Most of us would feel violated to learn that our spouse or partner had been digging through our phone. Imagine if they were to use that access to determine where we have been and who we have been near and then to gain access to our cloud services to examine long forgotten backups, images, and documents. Insatiably, they move on to access our social media accounts and peek into every post we and our friends have made. Most people would shudder in horror at such an intrusive sifting of our lives by people we love and hold most intimate, even if we believed we had nothing to hide.

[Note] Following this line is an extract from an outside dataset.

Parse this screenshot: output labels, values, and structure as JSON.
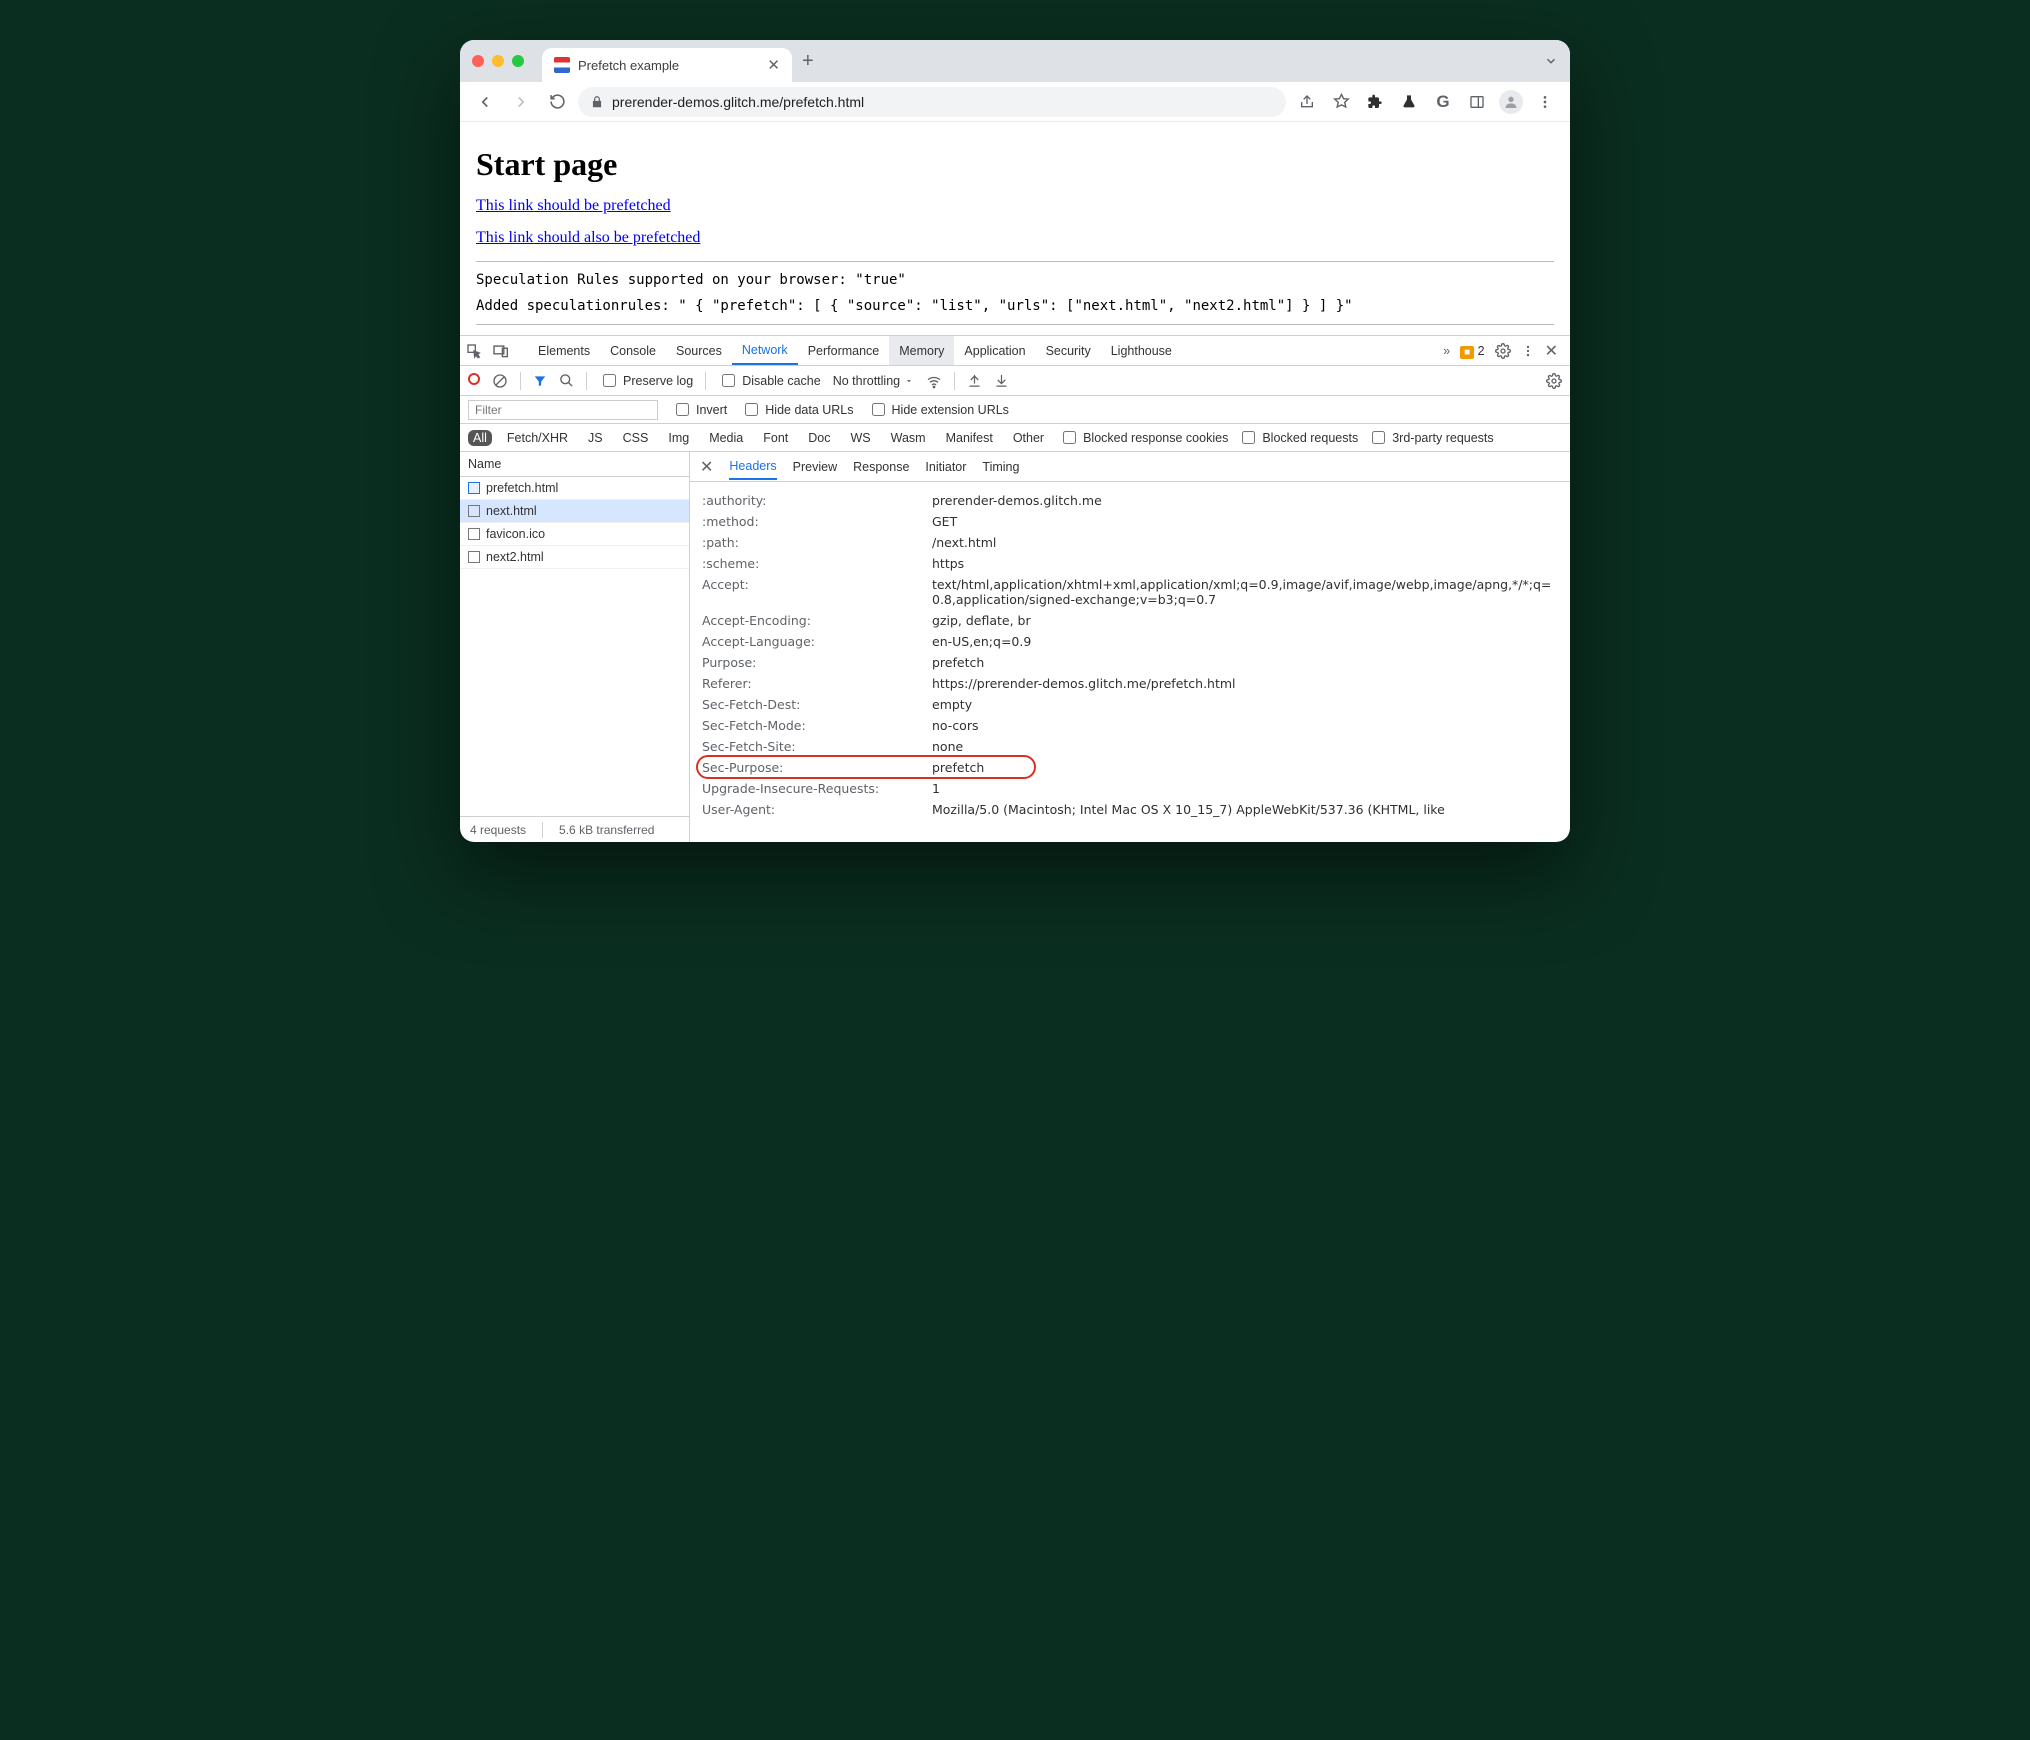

Emma Well, a policy analyst at the technology research and advocacy organization Upturn asserts, “At no point in human history have we collected and stored so much information about our lives in one place.”

The New York State Police, along with thousands of other law enforcement agencies in the U.S., wants to dig through your digital devices in such a manner. New York’s Gov. Kathy Hochul has announced a $20 million expansion on top of tens of millions already quietly eased into the state’s budget. Five-point-three million dollars of that set aside to modernize investigations by “linking devices to crimes.” Experts assumed that was a reference to a technology toolset known collectively as Mobile Device Forensic Tools (MDFT). One such MDFT comes from the Israeli company Cellebrite, whose product is capable of breaking into phones that many have been led to believe are highly secure.

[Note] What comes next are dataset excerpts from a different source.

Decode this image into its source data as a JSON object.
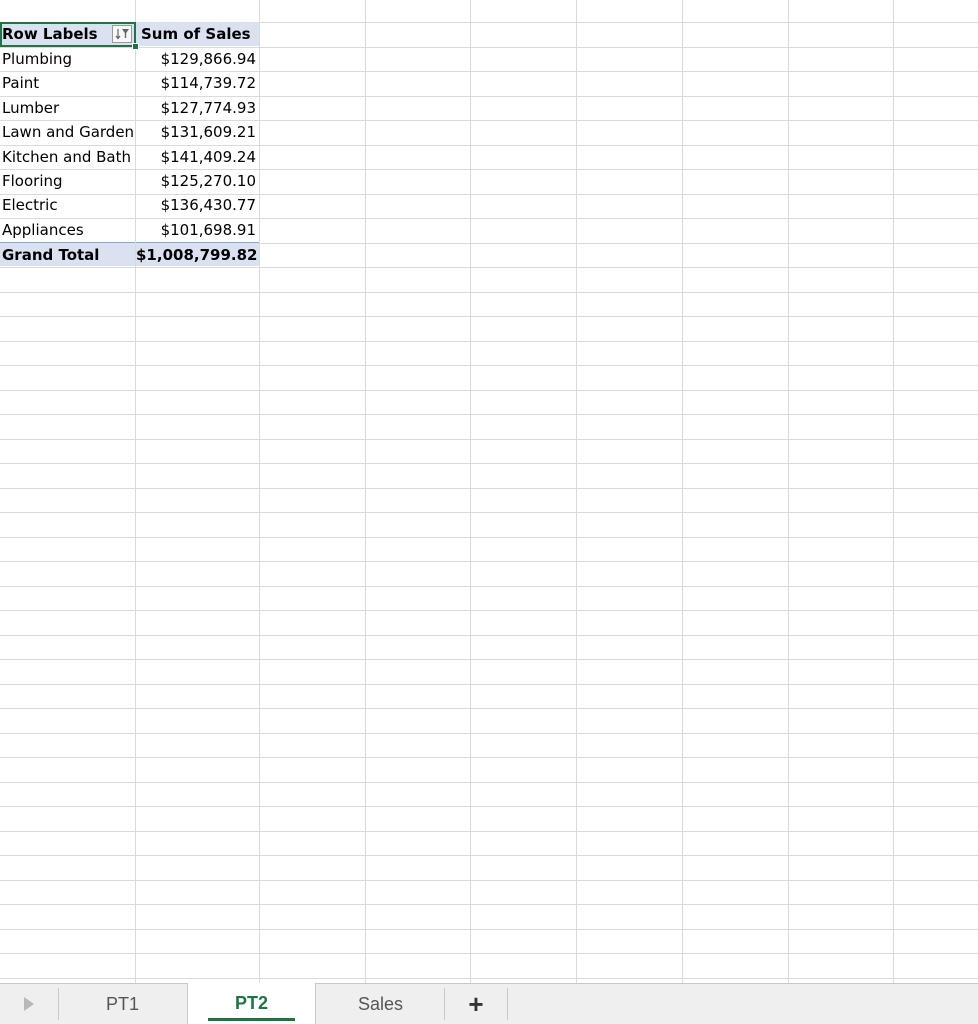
{
  "pivot": {
    "header": {
      "row_labels": "Row Labels",
      "sum_of_sales": "Sum of Sales"
    },
    "rows": [
      {
        "label": "Plumbing",
        "value": "$129,866.94"
      },
      {
        "label": "Paint",
        "value": "$114,739.72"
      },
      {
        "label": "Lumber",
        "value": "$127,774.93"
      },
      {
        "label": "Lawn and Garden",
        "value": "$131,609.21"
      },
      {
        "label": "Kitchen and Bath",
        "value": "$141,409.24"
      },
      {
        "label": "Flooring",
        "value": "$125,270.10"
      },
      {
        "label": "Electric",
        "value": "$136,430.77"
      },
      {
        "label": "Appliances",
        "value": "$101,698.91"
      }
    ],
    "total": {
      "label": "Grand Total",
      "value": "$1,008,799.82"
    }
  },
  "sheet_tabs": {
    "items": [
      {
        "label": "PT1",
        "active": false
      },
      {
        "label": "PT2",
        "active": true
      },
      {
        "label": "Sales",
        "active": false
      }
    ],
    "add_label": "+"
  },
  "icons": {
    "filter": "sort-filter-icon",
    "scroll": "scroll-tabs-left-icon",
    "add": "add-sheet-icon"
  },
  "colors": {
    "accent": "#217346",
    "pivot_header_bg": "#dae2f2",
    "gridline": "#dadada"
  }
}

From a technology perspective, some of the tools available from Cellebrite are impressive. The tools include software and devices with the availability to automatically crack highly secure phones, devices, and SIM cards without the need to send them to Cellebrite for processing. Once cracked, the software can access search and web histories as well as spoof the user’s identity to download social media, email, and cloud services. Information from a cracked phone can be analyzed and cross-referenced with information from other cracked phones. They have artificial intelligence to analyze images for content, including identifying faces, tattoos, drugs, weapons, and more. Other tools can then rifle through the collective data and create new leads without human assistance. Yet another AI aggregates the data and builds court documents.

Like most states, New York’s warrant statute was written long before we collectively digitized our lives and focused their access into small mobile devices. That single point-of-failure creates a significant problem with consent searches when we consider that most people are simply not aware how invasive an MDFT can be during a search.

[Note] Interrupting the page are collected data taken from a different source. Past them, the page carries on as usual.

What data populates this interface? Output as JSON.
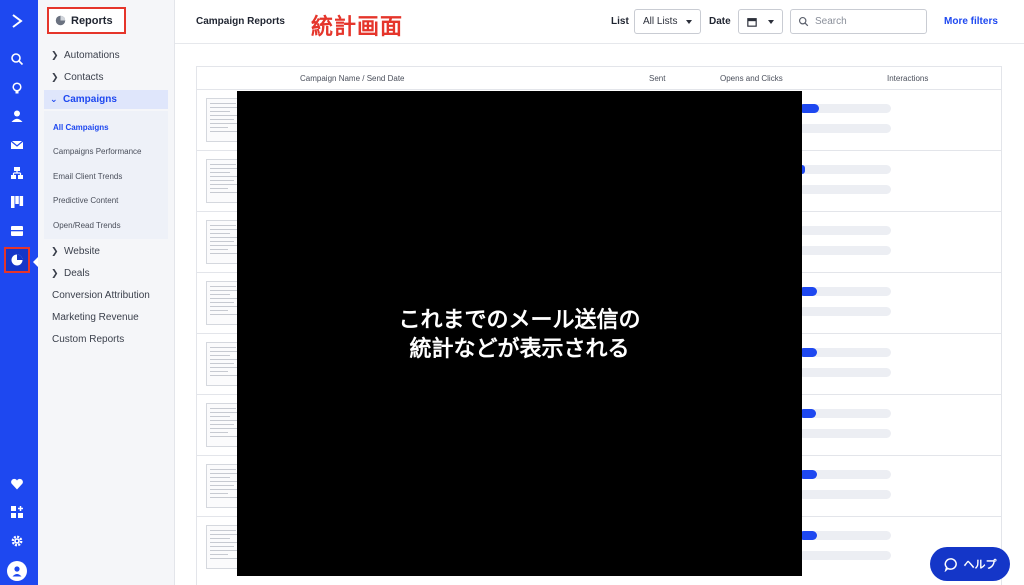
{
  "rail": {
    "icons": [
      "logo-icon",
      "search-icon",
      "lightbulb-icon",
      "contacts-icon",
      "email-icon",
      "automations-icon",
      "pipeline-icon",
      "inbox-icon",
      "reports-icon",
      "heart-icon",
      "apps-icon",
      "gear-icon",
      "user-avatar-icon"
    ]
  },
  "sidebar": {
    "title": "Reports",
    "items": [
      {
        "label": "Automations"
      },
      {
        "label": "Contacts"
      },
      {
        "label": "Campaigns"
      },
      {
        "label": "Website"
      },
      {
        "label": "Deals"
      },
      {
        "label": "Conversion Attribution"
      },
      {
        "label": "Marketing Revenue"
      },
      {
        "label": "Custom Reports"
      }
    ],
    "campaign_sub": [
      {
        "label": "All Campaigns"
      },
      {
        "label": "Campaigns Performance"
      },
      {
        "label": "Email Client Trends"
      },
      {
        "label": "Predictive Content"
      },
      {
        "label": "Open/Read Trends"
      }
    ]
  },
  "header": {
    "title": "Campaign Reports",
    "annotation": "統計画面",
    "list_label": "List",
    "list_value": "All Lists",
    "date_label": "Date",
    "search_placeholder": "Search",
    "more_filters": "More filters"
  },
  "table": {
    "columns": [
      "Campaign Name / Send Date",
      "Sent",
      "Opens and Clicks",
      "Interactions"
    ],
    "rows": [
      {
        "opens": 0.22,
        "clicks": 0.0
      },
      {
        "opens": 0.07,
        "clicks": 0.0
      },
      {
        "opens": 0.0,
        "clicks": 0.0
      },
      {
        "opens": 0.2,
        "clicks": 0.0
      },
      {
        "opens": 0.2,
        "clicks": 0.0
      },
      {
        "opens": 0.19,
        "clicks": 0.0
      },
      {
        "opens": 0.2,
        "clicks": 0.0
      },
      {
        "opens": 0.2,
        "clicks": 0.0
      }
    ]
  },
  "overlay": {
    "line1": "これまでのメール送信の",
    "line2": "統計などが表示される"
  },
  "help": {
    "label": "ヘルプ"
  },
  "colors": {
    "brand": "#1e48f0",
    "annotation": "#e5352b",
    "overlay": "#000000"
  }
}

Well of Upturn describes the use of MDFTs as “an escalator” because it lifts the probe far beyond the original investigation. A Wisconsin suspect in a hit-and-run case told investigators they could search his text messages and signed a general consent. The MDFT the investigators used in the search pulled across – and stored – all of his phone data. That data was later shared with another police department for a separate investigation without a warrant or consent. This is not analogous to cops serving a warrant within a home and happening on evidence of another crime. The use of an MDFT is more akin to investigators being given consent to search a home then using that consent to make unlimited copies of that home’s contents – down to the molecule – and sharing it with any interested parties. It is far beyond the scope of anything possible 50 years ago.  

There is no consistency either when it comes to the various law enforcement agencies, MDFTs, and how the data is acquired and used. Almost half the agencies Upturn studied admitted to having no policies concerning MDFT searches. Upturn used the phrase “remarkably vague” to describe the policies of most of the rest. And the courts are in no position to provide leadership on solutions as they can only address the problems in front them. By the time a given problem can acquire a solution, the technologies have already evolved. Jerome Greco, the supervising attorney at the Legal Aid Society’s digital forensics unit, noted, “Technology moves much faster than anything in law or politics.”

As in the Wisconsin case, neither are there clear delineations regarding with whom the pilfered data can be shared or how it might be used. Emma Well summed it up well, “This is unprecedented law enforcement power.”